A large warm hand on my neck just under the wound startles me out of my self-deprecating thoughts. “Are you worried this diminishes your beauty little one?” I feel his low timbered voice rumbling against my ear. I shut my thighs tight trying to ease the throbbing in my core. Just the sound of his low voice has my panties wet and my cheeks burning. I close my eyes trying to regain control of my body. “It doesn’t matter what anyone else thinks Ayla, every part of you belongs to me. Even this…” His touch is tender along my cut, stinging slightly letting me feel him there. “Every piece of you is beautiful and is mine.” He turns me in his arms so that we are face to face.

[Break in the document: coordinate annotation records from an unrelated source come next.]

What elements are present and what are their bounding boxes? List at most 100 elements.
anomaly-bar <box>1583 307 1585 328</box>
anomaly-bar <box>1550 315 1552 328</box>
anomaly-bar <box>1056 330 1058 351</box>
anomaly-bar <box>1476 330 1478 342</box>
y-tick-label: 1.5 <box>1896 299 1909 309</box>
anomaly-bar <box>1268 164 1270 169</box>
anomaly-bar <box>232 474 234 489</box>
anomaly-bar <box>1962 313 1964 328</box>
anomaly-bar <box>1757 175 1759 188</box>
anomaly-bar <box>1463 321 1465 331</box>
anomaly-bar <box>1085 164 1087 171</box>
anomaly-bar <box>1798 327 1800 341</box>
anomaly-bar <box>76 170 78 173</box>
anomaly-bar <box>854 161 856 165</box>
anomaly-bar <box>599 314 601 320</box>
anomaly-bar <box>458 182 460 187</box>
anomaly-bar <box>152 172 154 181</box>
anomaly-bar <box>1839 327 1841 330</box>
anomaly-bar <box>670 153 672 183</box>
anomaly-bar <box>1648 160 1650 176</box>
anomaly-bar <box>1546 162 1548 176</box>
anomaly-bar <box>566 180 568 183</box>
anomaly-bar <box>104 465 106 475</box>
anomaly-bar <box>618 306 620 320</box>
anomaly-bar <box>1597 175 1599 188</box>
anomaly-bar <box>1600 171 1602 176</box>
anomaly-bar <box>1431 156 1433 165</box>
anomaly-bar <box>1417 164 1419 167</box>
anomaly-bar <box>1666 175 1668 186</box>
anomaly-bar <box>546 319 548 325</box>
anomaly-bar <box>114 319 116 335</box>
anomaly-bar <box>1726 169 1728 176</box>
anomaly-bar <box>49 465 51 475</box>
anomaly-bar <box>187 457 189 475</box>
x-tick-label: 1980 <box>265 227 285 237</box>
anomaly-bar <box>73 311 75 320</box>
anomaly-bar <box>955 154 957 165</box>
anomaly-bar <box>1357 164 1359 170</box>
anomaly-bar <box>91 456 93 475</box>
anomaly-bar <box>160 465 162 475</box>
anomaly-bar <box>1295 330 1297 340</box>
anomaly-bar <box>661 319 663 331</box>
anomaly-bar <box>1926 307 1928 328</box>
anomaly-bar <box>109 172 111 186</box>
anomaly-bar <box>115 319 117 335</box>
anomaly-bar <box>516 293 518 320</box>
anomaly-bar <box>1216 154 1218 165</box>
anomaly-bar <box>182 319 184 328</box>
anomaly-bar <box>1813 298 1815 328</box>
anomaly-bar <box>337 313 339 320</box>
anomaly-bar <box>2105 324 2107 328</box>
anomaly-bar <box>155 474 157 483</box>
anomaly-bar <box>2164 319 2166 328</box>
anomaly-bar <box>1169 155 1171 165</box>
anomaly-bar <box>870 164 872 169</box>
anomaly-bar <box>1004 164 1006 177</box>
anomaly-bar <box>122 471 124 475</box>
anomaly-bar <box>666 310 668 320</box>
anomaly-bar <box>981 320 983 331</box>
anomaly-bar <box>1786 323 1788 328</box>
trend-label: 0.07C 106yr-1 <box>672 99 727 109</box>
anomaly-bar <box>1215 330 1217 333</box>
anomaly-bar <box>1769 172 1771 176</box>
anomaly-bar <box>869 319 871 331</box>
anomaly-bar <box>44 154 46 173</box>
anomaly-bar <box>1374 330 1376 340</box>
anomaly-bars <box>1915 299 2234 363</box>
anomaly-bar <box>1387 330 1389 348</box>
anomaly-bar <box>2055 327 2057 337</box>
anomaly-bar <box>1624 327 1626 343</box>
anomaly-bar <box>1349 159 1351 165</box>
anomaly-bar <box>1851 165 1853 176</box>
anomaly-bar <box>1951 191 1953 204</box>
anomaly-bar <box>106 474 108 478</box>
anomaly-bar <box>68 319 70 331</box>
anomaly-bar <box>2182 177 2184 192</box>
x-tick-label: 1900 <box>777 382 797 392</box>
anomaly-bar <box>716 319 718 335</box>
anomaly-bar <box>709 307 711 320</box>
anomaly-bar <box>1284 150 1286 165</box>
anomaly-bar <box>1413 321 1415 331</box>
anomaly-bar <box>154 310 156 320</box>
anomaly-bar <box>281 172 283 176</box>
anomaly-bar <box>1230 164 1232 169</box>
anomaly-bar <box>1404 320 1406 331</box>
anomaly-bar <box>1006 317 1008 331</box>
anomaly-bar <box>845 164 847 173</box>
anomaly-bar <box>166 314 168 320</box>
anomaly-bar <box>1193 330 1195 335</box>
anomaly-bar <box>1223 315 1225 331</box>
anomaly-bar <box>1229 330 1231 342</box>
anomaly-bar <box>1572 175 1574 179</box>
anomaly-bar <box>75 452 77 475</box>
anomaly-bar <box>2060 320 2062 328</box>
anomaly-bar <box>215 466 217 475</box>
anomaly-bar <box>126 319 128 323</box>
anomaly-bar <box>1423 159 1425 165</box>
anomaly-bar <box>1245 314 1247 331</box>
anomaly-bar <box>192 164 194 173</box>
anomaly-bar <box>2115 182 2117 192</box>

There is part of me that feels so secure and safe in his arms but another larger part of me feels terrified. If I let him get close to me, he could hurt me. Powerful men like to hurt women, they use them for their own means. Oriel got lucky and met my uncle, but Apollo is nothing like Rowen, there is darkness in him and that scares me.
Apollo:
I kiss Ayla deep tangling my tongue with hers, goddess she tastes divine. I savor every inch of her mouth, eating her little whimpers. I can smell how aroused she is right now, and it almost breaks my resolve. That is part of the reason I find her so infuriating, there is part of her that draws me in and makes me want to love her weakness and all, but there is another stronger part of me that knows if I give into her that I will forfeit everything I have been working towards, I would be sacrificing my freedom. I pull my lips free from her mouth although all I want to do is take her back to the bed and make her beg to be claimed. I shake my head and turn off the desire to posses her. As roughly as I can without actually hurting her, I grab Ayla’s mouth and lean in close so that my words ghost over her lips. “Behave yourself while I am away Ayla, I don’t want to come back for you and be disappointed.”
Ayla:
The mate bond has trapped me, what is supposed to be something beautiful has so much potential for destruction. My legs give out as I watch him leave and take all his warmth with him. Why does he hate me so much, I never asked to be connected with him? How could the goddess match me with someone so hateful, his eyes switch so quickly from desire to absolute revulsion. He is dangerous to me. I grab my chest trying to subside the ache that is stealing my breath. There’s something dark stirring inside of me, something that I feel like I have forgotten, something that makes me afraid.